İfade özgürlüğü, çağımızda bir lüks değil, temel bir ihtiyaçtır. İnsan, düşüncelerini paylaşabildiği, başkalarının fikirlerine ulaşabildiği ölçüde birey olur; aksi hâlde yalnızca itaat eden bir gölgeye dönüşür. Nepal’de sosyal medyaya erişim yasağıyla başlayan ve kısa sürede hükümet karşıtı gösterilere dönüşen olaylar, bu gerçeği acı bir şekilde bir kez daha hatırlattı.
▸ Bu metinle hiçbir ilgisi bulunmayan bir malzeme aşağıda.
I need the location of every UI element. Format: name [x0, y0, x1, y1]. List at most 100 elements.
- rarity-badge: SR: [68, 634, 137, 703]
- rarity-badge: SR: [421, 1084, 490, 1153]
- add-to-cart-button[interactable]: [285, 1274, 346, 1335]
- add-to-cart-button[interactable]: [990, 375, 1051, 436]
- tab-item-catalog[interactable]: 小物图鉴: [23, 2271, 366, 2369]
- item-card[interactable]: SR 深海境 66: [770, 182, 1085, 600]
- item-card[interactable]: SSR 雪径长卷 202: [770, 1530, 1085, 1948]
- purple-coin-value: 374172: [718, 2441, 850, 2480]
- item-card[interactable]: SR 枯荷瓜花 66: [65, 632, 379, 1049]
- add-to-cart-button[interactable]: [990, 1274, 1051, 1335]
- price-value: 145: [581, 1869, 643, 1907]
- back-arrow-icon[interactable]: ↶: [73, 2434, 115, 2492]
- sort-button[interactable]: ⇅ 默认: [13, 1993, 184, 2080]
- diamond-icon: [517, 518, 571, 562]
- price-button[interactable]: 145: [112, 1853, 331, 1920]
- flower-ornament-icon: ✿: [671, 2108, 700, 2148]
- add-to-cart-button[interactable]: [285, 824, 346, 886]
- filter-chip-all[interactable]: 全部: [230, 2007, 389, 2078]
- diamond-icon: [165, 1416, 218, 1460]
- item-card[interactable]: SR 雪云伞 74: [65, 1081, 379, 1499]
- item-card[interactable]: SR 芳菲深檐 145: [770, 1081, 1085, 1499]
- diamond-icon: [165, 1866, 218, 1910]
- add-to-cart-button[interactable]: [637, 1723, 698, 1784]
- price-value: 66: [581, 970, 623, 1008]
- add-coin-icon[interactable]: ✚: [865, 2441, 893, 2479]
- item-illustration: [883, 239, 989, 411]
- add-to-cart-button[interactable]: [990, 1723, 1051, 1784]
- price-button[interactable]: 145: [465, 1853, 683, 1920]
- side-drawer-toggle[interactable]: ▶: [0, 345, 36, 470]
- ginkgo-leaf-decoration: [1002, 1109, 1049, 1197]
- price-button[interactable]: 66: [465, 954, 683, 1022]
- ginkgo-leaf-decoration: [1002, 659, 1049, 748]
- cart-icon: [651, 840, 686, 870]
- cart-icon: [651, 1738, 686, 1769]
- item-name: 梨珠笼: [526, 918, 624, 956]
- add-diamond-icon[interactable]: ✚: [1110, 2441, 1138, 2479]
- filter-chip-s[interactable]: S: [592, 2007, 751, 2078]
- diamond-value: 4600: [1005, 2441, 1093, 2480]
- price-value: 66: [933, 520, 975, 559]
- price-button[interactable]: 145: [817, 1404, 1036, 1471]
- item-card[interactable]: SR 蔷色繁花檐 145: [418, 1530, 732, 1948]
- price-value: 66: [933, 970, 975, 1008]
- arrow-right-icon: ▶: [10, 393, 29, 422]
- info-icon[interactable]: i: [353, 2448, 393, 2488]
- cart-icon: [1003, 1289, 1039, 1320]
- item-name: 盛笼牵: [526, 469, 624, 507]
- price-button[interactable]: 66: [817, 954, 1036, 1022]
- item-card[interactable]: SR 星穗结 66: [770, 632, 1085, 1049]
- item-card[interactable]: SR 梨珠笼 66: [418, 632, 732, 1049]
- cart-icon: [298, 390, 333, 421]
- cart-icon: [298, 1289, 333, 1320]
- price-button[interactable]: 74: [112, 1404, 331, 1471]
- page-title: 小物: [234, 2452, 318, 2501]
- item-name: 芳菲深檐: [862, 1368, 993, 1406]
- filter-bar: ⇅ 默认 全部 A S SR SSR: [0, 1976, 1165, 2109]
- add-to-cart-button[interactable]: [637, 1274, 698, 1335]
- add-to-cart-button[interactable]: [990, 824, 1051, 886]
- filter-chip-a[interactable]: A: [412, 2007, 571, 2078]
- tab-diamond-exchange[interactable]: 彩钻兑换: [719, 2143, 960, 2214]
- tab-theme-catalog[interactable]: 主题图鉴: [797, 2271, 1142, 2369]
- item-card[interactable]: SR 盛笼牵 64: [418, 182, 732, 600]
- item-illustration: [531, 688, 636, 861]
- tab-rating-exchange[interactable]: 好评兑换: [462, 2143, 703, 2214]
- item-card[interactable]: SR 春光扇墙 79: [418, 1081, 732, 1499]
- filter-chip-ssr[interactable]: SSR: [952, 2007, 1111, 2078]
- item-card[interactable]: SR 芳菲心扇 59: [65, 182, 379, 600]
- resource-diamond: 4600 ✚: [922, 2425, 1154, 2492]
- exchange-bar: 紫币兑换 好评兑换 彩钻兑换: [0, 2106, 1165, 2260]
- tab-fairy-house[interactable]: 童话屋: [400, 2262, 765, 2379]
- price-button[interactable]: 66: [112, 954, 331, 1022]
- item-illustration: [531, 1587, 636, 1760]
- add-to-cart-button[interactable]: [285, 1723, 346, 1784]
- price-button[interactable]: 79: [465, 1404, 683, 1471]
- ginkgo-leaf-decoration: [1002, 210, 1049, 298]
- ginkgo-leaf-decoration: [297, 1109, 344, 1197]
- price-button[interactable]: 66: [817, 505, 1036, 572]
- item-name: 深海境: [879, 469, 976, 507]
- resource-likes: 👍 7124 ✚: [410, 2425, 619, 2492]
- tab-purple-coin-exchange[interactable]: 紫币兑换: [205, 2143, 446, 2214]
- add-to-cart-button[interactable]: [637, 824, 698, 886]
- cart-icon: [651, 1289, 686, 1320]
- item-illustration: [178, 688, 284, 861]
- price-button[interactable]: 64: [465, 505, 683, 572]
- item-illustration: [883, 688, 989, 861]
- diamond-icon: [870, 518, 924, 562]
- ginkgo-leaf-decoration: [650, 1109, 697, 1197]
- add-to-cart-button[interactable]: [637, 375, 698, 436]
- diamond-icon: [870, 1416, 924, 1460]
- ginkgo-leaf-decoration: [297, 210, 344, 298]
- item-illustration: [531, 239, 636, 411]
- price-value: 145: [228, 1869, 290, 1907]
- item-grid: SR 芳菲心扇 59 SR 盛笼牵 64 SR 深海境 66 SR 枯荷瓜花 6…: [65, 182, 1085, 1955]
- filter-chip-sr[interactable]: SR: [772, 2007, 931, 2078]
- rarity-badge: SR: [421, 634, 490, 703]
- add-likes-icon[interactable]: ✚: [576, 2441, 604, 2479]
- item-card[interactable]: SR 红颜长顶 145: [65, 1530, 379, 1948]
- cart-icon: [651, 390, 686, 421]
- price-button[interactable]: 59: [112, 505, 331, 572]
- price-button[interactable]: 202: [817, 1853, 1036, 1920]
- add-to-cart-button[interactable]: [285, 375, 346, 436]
Bir toplumun sesini kısmaya çalışmak, basit bir teknik yasak değildir. Her yasak, biriken öfkenin fitilini ateşler. İnsan, düşüncesini aktaramadığında, sorularına yanıt bulamadığında veya gördüğü haksızlığı dillendiremediğinde, suskunluğun ağırlığı öfkeye dönüşür. Nepal’de de tam olarak bu yaşandı: susturulmak istenen halk, kendi sesini sokaklarda aradı.
Fakat trajedi, burada bitmedi. Gösterilerin gölgesinde Maliye Bakanı Paudel’in kalabalık bir grup tarafından linç edilmesi, şiddetin öfkeyi nasıl akıl dışına sürüklediğini gözler önüne serdi. Eleştiri ve hesap sorma hakkı, demokrasinin doğal bir parçasıdır; fakat linç, hak arayışını değil, barbarlığı temsil eder. Bir bakanı sopalarla dövmek, aslında toplumun kendi vicdanına da darbe indirmesidir.
Bu noktada asıl ders şudur: ifade özgürlüğü engellendiğinde, sağlıklı kanallardan akması gereken toplumsal enerji, yıkıcı patlamalara dönüşür. İktidarın sorumluluğu, halkın sesini kısmak değil, onu duyabileceği yolları açık tutmaktır. Muhalefetin ve halkın sorumluluğu ise öfkesini şiddete teslim etmeden adalet arayışını sürdürmektir.
Nepal’de yaşananlar, yalnızca o ülkenin değil, hepimizin ders çıkarması gereken bir uyarıdır: Susturulan söz, bir gün bağırmaya başlar. O ses duyulmadığında, hem yönetenler hem de yönetilenler kaybeder.